Friday, August 17, 2012

Oil Reaches $95 a Barrel on Housing Permits, Middle East Tension

Oil climbed above $95 a barrel for the first time in three months as U.S. building permits reached a four-year high and on concern that Israel will strike Iran and disrupt supplies from the Middle East.


Prices gained for a third day after the Commerce Department said the permits increased to an 812,000 annual pace in July, a signal of future economic strength.

Michael Oren, Israel’s U.S. ambassador, said yesterday that Israel would strike Iran to delay Iran’s ability to produce nuclear weapons for a few years.

“Evidence is accumulating that the housing market has bottomed out and is on the way up,” said Michael Lynch, president of Strategic Energy & Economic Research in Winchester, Massachusetts.

“That would be such a huge gain for the U.S. economy and it’s going to be bullish for the oil market. The comment from Michael Oren about Israel striking Iran is pushing up oil.”

Oil for September delivery gained 92 cents, or 1 percent, to $95.25 a barrel at 11:58 a.m. on the New York Mercantile Exchange. The price reached $95.32, the highest intraday level since May 15.

Brent crude for September settlement, which expires today, slid 9 cents to $116.16 on the London-based ICE Futures Europe exchange.

The more actively traded October contract rose 23 cents to $114.54. Brent’s premium to New York oil fell to $20.91 from yesterday’s $21.92, the most since October.

Housing Permits

July’s housing permits, a proxy for future construction, were the most since August 2008 and beat the 769,000 pace forecast by economists surveyed by Bloomberg.

The Commerce Department data also showed housing starts fell 1.1 percent to a 746,000 annual rate from June’s 754,000 pace. Construction company leaders are turning less pessimistic.

The National Association of Home Builders/Wells Fargo index of builder confidence climbed in August to the highest level in more than five years, the Washington-based group said yesterday.

Oil has advanced more than 7 percent in August, helped by concern that Middle East tension will disrupt supplies from a region responsible for about one-third of the world’s oil production.

At a Bloomberg Government breakfast in Washington, Oren said time is short for a diplomatic solution to Iran’s nuclear program, which Israel sees as an existential threat. “Diplomacy hasn’t succeeded,” Oren said.

“We’ve come to a very critical juncture where important decisions do have to be made.”

Civil Defense

Israel has begun civil-defense measures, including a new system that uses text messages to alert the public to missile attacks, wider distribution of gas masks and the appointment of a new Home Front Defense minister.

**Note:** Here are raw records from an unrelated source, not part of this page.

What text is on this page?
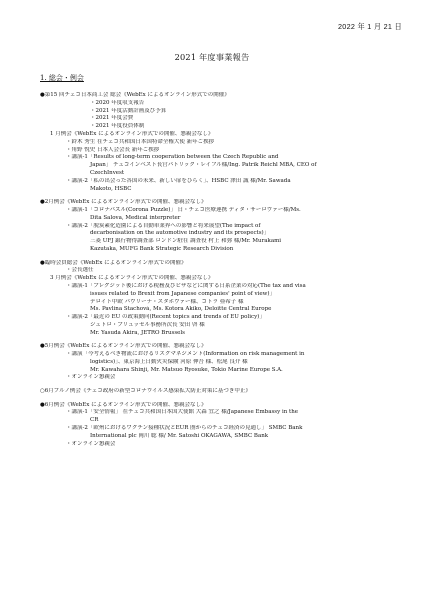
2022 年 1 月 21 日
2021 年度事業報告
1. 総会・例会
●第15 回チェコ日本商工会 総会《WebEx によるオンライン形式での開催》
・2020 年度収支報告
・2021 年度活動計画及び予算
・2021 年度会費
・2021 年度役員体制
1 月例会《WebEx によるオンライン形式での開催、懇親会なし》
・鈴木 秀生 在チェコ共和国日本国特命全権大使 新年ご挨拶
・角野 悦史 日本人会会長 新年ご挨拶
・講演-1「Results of long-term cooperation between the Czech Republic and
Japan」 チェコインベスト長官パトリック・レイフル様/Ing. Patrik Reichl MBA, CEO of
CzechInvest
・講演-2「私の出会った各国の未来、新しい扉をひらく」、HSBC 澤田 誠 様/Mr. Sawada
Makoto, HSBC
●2月例会《WebEx によるオンライン形式での開催、懇親会なし》
・講演-1「コロナパズル(Corona Puzzle)」 日・チェコ医療連携 ディタ・サーロヴァー様/Ms.
Dita Salova, Medical interpreter
・講演-2「脱炭素化造園による自動車業界への影響と将来展望(The impact of
decarbonisation on the automotive industry and its prospects)」
三菱 UFJ 銀行物得調査部 ロンドン駐在 調査役 村上 和弥 様/Mr. Murakami
Kazutaka, MUFG Bank Strategic Research Division
●臨時会員総会《WebEx によるオンライン形式での開催》
・会長選任
3 月例会《WebEx によるオンライン形式での開催、懇親会なし》
・講演-1「ブレグジット後における税務及びビザなどに関する日系企業の対応(The tax and visa
issues related to Brexit from Japanese companies' point of view)」
デロイト中欧 パヴリーナ・スタホヴァー様、コトラ 亜希子 様
Ms. Pavlina Stachová, Ms. Kotora Akiko, Deloitte Central Europe
・講演-2「最近の EU の政策動向(Recent topics and trends of EU policy)」
ジェトロ・ブリュッセル事務所次長 安田 啓 様
Mr. Yasuda Akira, JETRO Brussels
●5月例会《WebEx によるオンライン形式での開催、懇親会なし》
・講演「今考えるべき物流におけるリスクマネジメント(Information on risk management in
logistics)」、東京海上日動火災保険 河原 伸吾 様、松尾 良介 様
Mr. Kawahara Shinji, Mr. Matsuo Ryosuke, Tokio Marine Europe S.A.
・オンライン懇親会
○6月ブルノ例会《チェコ政府の新型コロナウイルス感染拡大防止対策に基づき中止》
●6月例会《WebEx によるオンライン形式での開催、懇親会なし》
・講演-1「安全情報」 在チェコ共和国日本国大使館 大森 宜之 様/Japanese Embassy in the
CR
・講演-2「欧州におけるワクチン接種状況とEUR 圏からのチェコ経済の見通し」 SMBC Bank
International plc 岡川 聡 様/ Mr. Satoshi OKAGAWA, SMBC Bank
・オンライン懇親会
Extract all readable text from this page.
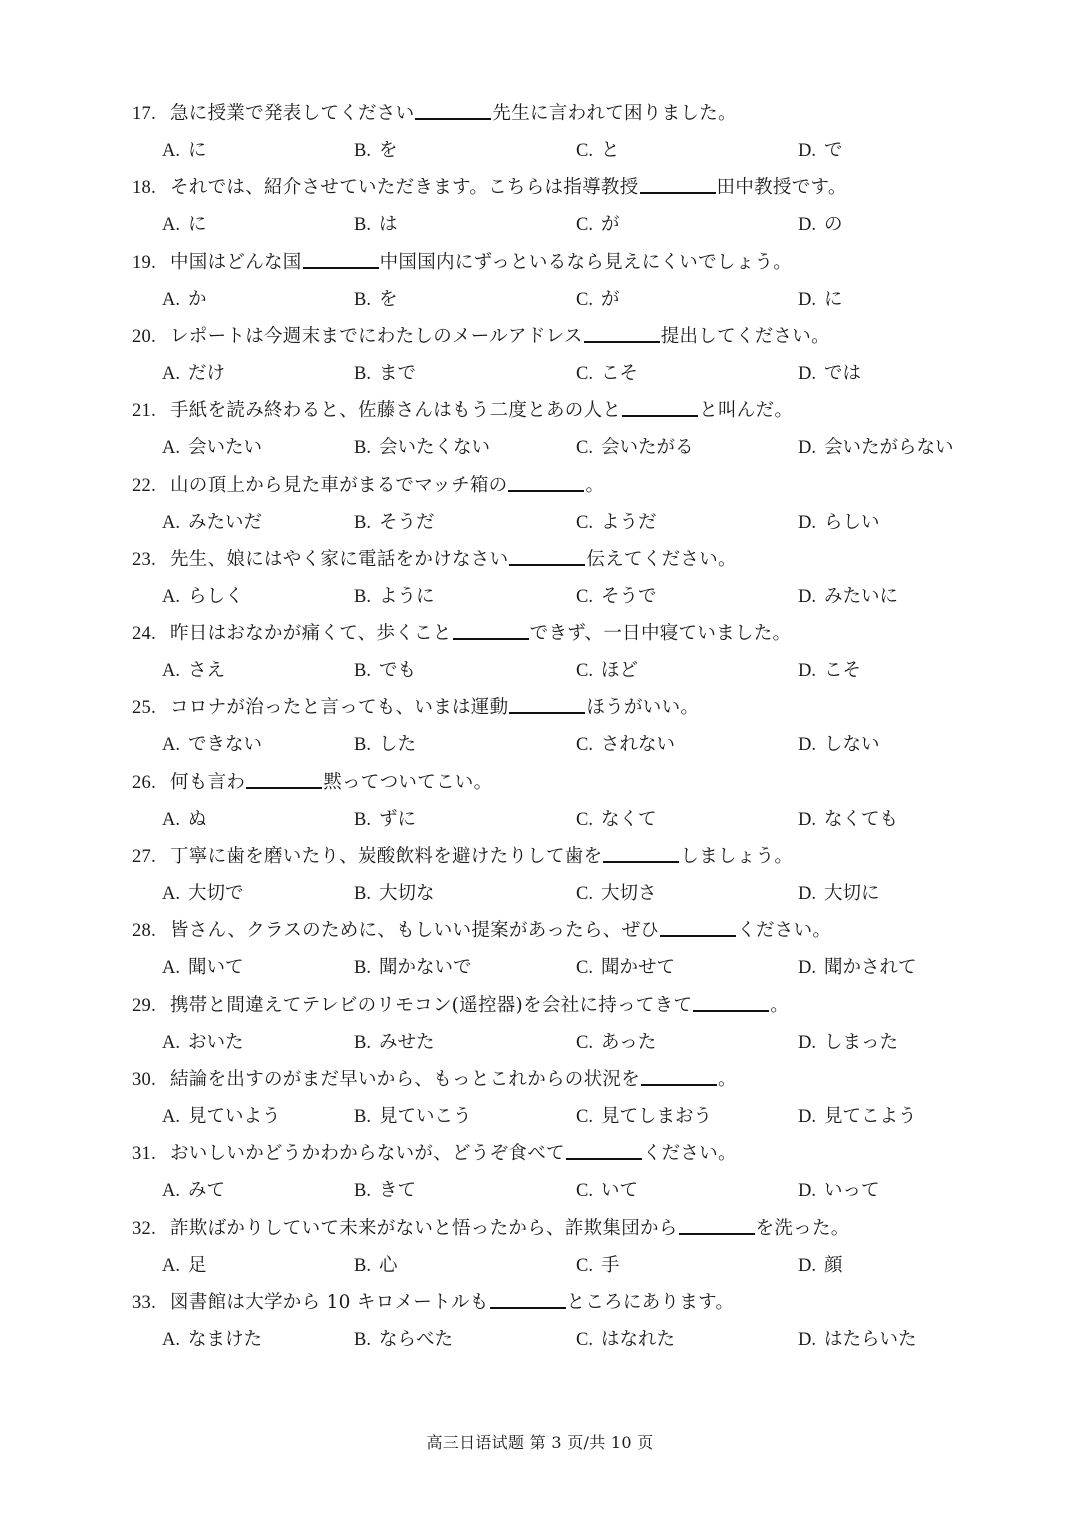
17. 急に授業で発表してください	先生に言われて困りました。
A. に	B. を	C. と	D. で
18. それでは、紹介させていただきます。こちらは指導教授	田中教授です。
A. に	B. は	C. が	D. の
19. 中国はどんな国	中国国内にずっといるなら見えにくいでしょう。
A. か	B. を	C. が	D. に
20. レポートは今週末までにわたしのメールアドレス	提出してください。
A. だけ	B. まで	C. こそ	D. では
21. 手紙を読み終わると、佐藤さんはもう二度とあの人と	と叫んだ。
A. 会いたい	B. 会いたくない	C. 会いたがる	D. 会いたがらない
22. 山の頂上から見た車がまるでマッチ箱の	。
A. みたいだ	B. そうだ	C. ようだ	D. らしい
23. 先生、娘にはやく家に電話をかけなさい	伝えてください。
A. らしく	B. ように	C. そうで	D. みたいに
24. 昨日はおなかが痛くて、歩くこと	できず、一日中寝ていました。
A. さえ	B. でも	C. ほど	D. こそ
25. コロナが治ったと言っても、いまは運動	ほうがいい。
A. できない	B. した	C. されない	D. しない
26. 何も言わ	黙ってついてこい。
A. ぬ	B. ずに	C. なくて	D. なくても
27. 丁寧に歯を磨いたり、炭酸飲料を避けたりして歯を	しましょう。
A. 大切で	B. 大切な	C. 大切さ	D. 大切に
28. 皆さん、クラスのために、もしいい提案があったら、ぜひ	ください。
A. 聞いて	B. 聞かないで	C. 聞かせて	D. 聞かされて
29. 携帯と間違えてテレビのリモコン(遥控器)を会社に持ってきて	。
A. おいた	B. みせた	C. あった	D. しまった
30. 結論を出すのがまだ早いから、もっとこれからの状況を	。
A. 見ていよう	B. 見ていこう	C. 見てしまおう	D. 見てこよう
31. おいしいかどうかわからないが、どうぞ食べて	ください。
A. みて	B. きて	C. いて	D. いって
32. 詐欺ばかりしていて未来がないと悟ったから、詐欺集団から	を洗った。
A. 足	B. 心	C. 手	D. 顔
33. 図書館は大学から 10 キロメートルも	ところにあります。
A. なまけた	B. ならべた	C. はなれた	D. はたらいた
高三日语试题 第 3 页/共 10 页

“Those types of statements from the ambassador have the potential to impact oil prices significantly on any given day,” said Chris Barber, a senior analyst at Energy Security Analysis Inc. in Wakefield, Massachusetts.

The Middle East was responsible for 33 percent of global oil production last year and held 79 percent of proved reserves, according to BP Plc (BP/)’s Statistical Review of World Energy, released in June.

Crude has advanced 2.6 percent this week on declining inventories, rising demand and increasing equities.

Stockpiles dropped 3.7 million barrels last week and oil use reached a nine-month high, the Energy Department said yesterday.

The Standard & Poor’s 500 Index climbed to the highest intraday level since May 1. The S&P’s GSCI Index of 24 commodities also rose.

‘Positive Outlook’

“The fundamental data was bullish,” Barber said. “All of this stuff and the housing number together are creating a positive outlook for investors.”

Oil fell earlier as foreign direct investment in China declined and as the weekly Bloomberg Consumer Comfort Index fell to minus 44.4 in the period ended Aug. 12, the lowest level since January, from minus 41.9.

“The housing permits are bullish but the starts are not helping,” said Phil Flynn, senior market analyst at the Price Futures Group in Chicago.

“The global economy is still questionable. You look at China and you see that economic data is indicating substantial slowing there.”